- Os cibercriminosos se fazem passar pela aplicação da lei para enganar as empresas de tecnologia para que entreguem dados dos usuários
- As táticas incluem e-mails da polícia e caixas de entrada oficiais comprometidas pelo BEC
- As empresas de tecnologia agora contam com portais de solicitação de dados verificados para reduzir divulgações fraudulentas
Embora a maior parte do roubo de dados ocorra por meio de vulnerabilidades de software e phishing de credenciais de login, às vezes grandes corporações de tecnologia fornecem as informações de identificação pessoal de seus clientes às autoridades policiais propositalmente.
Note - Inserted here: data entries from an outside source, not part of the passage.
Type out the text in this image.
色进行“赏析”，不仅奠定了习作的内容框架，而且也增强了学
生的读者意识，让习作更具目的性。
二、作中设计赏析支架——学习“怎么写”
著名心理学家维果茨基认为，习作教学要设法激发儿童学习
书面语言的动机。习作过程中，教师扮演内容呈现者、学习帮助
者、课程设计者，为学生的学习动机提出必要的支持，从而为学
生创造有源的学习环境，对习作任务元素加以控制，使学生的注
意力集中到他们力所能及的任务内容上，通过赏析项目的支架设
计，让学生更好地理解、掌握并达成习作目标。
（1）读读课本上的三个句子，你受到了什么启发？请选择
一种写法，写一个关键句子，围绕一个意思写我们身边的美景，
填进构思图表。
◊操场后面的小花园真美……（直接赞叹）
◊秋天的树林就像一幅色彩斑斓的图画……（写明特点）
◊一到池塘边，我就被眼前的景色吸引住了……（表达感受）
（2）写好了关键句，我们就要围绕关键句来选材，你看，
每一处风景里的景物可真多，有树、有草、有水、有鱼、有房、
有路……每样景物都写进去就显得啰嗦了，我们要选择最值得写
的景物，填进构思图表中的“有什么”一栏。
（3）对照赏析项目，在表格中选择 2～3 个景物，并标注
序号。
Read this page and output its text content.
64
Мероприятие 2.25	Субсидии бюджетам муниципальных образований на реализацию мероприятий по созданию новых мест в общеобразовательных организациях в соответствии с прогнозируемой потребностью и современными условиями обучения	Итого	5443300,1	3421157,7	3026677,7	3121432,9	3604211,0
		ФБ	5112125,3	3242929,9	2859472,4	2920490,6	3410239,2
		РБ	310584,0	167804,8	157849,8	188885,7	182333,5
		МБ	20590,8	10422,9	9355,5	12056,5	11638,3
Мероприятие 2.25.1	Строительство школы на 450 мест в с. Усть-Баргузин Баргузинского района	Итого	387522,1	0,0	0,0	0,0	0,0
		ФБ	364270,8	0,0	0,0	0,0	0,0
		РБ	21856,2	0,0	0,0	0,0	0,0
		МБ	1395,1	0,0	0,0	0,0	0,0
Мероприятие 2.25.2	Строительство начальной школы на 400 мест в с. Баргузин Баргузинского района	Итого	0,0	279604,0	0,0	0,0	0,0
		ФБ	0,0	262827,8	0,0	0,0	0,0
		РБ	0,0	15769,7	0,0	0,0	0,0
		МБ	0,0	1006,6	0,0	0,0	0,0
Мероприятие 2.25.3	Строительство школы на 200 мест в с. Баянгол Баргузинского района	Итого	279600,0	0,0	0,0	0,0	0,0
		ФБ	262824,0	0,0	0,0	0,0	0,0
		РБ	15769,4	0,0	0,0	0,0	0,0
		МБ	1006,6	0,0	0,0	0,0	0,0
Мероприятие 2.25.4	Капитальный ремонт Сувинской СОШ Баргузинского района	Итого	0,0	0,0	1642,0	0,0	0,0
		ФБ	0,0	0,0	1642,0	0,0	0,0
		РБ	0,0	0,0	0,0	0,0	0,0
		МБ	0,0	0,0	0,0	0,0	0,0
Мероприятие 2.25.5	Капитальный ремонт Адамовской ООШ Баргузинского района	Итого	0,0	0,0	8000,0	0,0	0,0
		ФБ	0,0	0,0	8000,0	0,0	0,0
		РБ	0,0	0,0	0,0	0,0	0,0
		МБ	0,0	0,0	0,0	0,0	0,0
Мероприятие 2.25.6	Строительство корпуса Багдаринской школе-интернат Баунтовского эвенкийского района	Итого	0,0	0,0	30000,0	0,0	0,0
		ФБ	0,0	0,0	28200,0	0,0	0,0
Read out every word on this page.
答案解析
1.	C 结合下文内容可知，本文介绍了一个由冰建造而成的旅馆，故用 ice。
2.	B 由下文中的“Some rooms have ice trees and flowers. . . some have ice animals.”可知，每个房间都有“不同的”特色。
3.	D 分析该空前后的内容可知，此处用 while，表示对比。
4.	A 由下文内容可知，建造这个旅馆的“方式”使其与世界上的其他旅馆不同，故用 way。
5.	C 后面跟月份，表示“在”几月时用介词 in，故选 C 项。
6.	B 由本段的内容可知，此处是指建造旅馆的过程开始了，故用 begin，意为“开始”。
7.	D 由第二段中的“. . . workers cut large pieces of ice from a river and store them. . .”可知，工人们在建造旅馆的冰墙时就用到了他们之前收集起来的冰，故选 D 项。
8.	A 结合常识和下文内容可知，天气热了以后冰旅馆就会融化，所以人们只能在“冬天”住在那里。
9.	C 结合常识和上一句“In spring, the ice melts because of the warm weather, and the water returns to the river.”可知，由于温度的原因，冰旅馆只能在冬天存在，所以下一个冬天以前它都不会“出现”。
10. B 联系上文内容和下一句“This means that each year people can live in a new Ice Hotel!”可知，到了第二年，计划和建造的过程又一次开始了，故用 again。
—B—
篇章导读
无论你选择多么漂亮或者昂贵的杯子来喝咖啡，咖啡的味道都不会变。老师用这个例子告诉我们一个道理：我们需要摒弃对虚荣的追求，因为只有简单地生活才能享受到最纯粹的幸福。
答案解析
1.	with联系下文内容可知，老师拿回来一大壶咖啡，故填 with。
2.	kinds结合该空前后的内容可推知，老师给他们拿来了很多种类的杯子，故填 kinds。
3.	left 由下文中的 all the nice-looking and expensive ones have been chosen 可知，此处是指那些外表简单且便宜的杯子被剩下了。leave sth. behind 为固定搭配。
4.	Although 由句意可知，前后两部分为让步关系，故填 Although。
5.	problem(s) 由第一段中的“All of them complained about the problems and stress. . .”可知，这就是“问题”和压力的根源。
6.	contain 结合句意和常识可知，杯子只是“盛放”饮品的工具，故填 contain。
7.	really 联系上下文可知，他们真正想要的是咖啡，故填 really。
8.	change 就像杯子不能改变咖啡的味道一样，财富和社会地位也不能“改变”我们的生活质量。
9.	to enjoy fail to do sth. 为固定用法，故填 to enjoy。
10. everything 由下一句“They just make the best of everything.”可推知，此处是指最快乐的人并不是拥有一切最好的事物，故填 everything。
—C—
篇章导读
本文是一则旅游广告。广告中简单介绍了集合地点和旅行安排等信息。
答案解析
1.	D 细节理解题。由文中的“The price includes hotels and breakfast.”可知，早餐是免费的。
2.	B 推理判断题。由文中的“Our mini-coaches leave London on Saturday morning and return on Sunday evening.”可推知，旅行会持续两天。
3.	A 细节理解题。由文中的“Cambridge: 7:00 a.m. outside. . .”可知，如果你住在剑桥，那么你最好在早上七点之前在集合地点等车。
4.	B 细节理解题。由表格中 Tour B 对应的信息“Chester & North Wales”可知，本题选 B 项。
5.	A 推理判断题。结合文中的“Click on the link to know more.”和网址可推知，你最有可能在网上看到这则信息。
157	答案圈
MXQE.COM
Mal sabem eles, é claro, que os dados que partilham são cibercriminosos “aplicadores da lei” que procuram material nos seus próprios esquemas de roubo de identidade e fraude.
Como relata a Wired, alguns cibercriminosos estão a aproveitar-se do facto de grandes empresas tecnológicas, como a Apple, serem forçadas a partilhar determinados dados com as autoridades policiais sob determinadas condições e através de determinados canais.
Trabalhadores do Google contra a guerra
Às vezes, a polícia investiga um crime ou uma questão de segurança nacional e pede à Apple, ao Google, ao Facebook ou a outras empresas que partilhem as informações que possuem sobre pessoas específicas. Como essas empresas possuem extensos dados de usuários e muitas vezes perfis completos de clientes, esse tipo de informação pode ser inestimável em uma investigação.
Noutros casos, a polícia responderá a uma crise que possa causar danos imediatos e fará um pedido de dados de emergência.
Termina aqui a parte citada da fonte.